Monday, April 14, 2014

Two reversible forms of CCS

Danos, V. and Krivine, J., Reversible communicating systems. CONCUR 2004, LNCS, 3170. pp. 292-307.

Iain C. C. Phillips, Irek Ulidowski: Reversing algebraic process calculi. J. Log. Algebr. Program. 73(1-2): 70-96 (2007)

These two papers present different views on reversibility for CCS.  In both cases, a key question is how to deal with a process term such as $(a.P | a.Q | \bar{a}.R| \bar{a}.S) \backslash a$ which can evolve in two different ways, both leading to the same state $(P|Q|R|S)$: one where the $a.P$ and $\bar{a}.R$ synchronize, and one where $a.P$ and $\bar{a}.S$ synchronize.  A key question is, what additional information do we need to record so that the right synchronizations are undone.



Danos and Krivine present Reversible CCS (RCCS), in which processes are tagged with "histories".  When two processes communicate, the communication is recorded in each process's history, so that the right thing will happen on reversing the transition. 

Philips and Ulidowski present a general scheme for making a process calculus reversible, provided its rules fit certain constraints known from the Structural Operational Semantics (SOS) literature.  In contrast to RCCS, the idea is to preserve the structure of the process terms and record the "history" by adding "marks" to the operators to indicate which parts have been performed and which are still active.  Synchronization steps make use of "keys", or names, which are equal for two complementary actions that synchronize and otherwise different from each other.  This records the information about which   Calculi such as CCS and CSP are used as examples, in particular a reversible form of CCS called CCSK (CCS with Keys) is presented.  The different ways an "ambiguous" term such as $(a.P | a.Q | \bar{a}.R| \bar{a}.S) \backslash a$ can evolve become evident in the keys, for example, $(a[m].P | a[n].Q | \bar{a}[m].R| \bar{a}[n].S) \backslash a$ vs. $(a[m].P | a[n].Q | \bar{a}[n].R| \bar{a}[m].S) \backslash a$.

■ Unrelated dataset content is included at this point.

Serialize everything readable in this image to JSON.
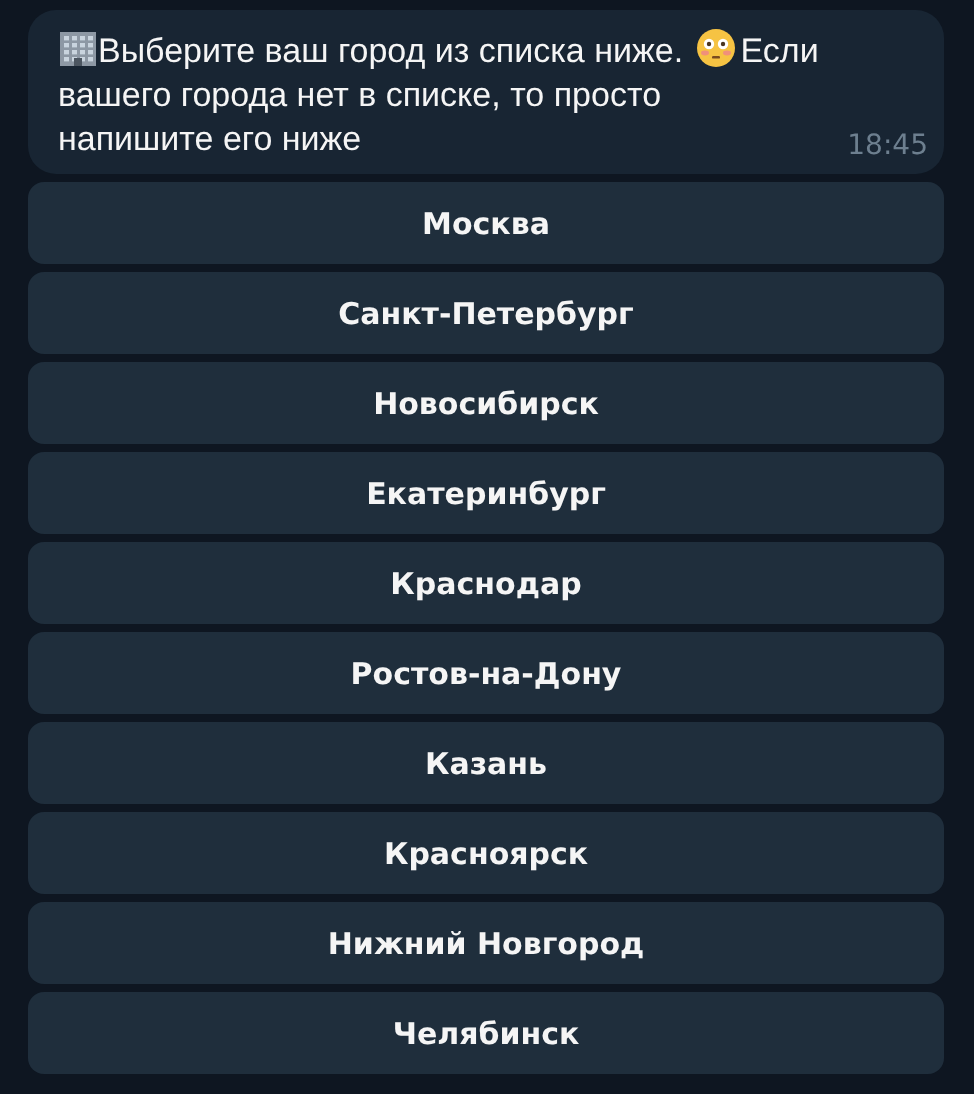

These two approaches, based on explicit histories vs. implicit naming/tagging of parts of terms, seem complementary. Their formal results are however somewhat different: Danos and Krivine study the issue of reachability and causal equivalence of reductions, whereas Philips and Ulidowski study bisimulation (forward and reverse).  It might be interesting to formally relate the two approaches (if this hasn't already been done).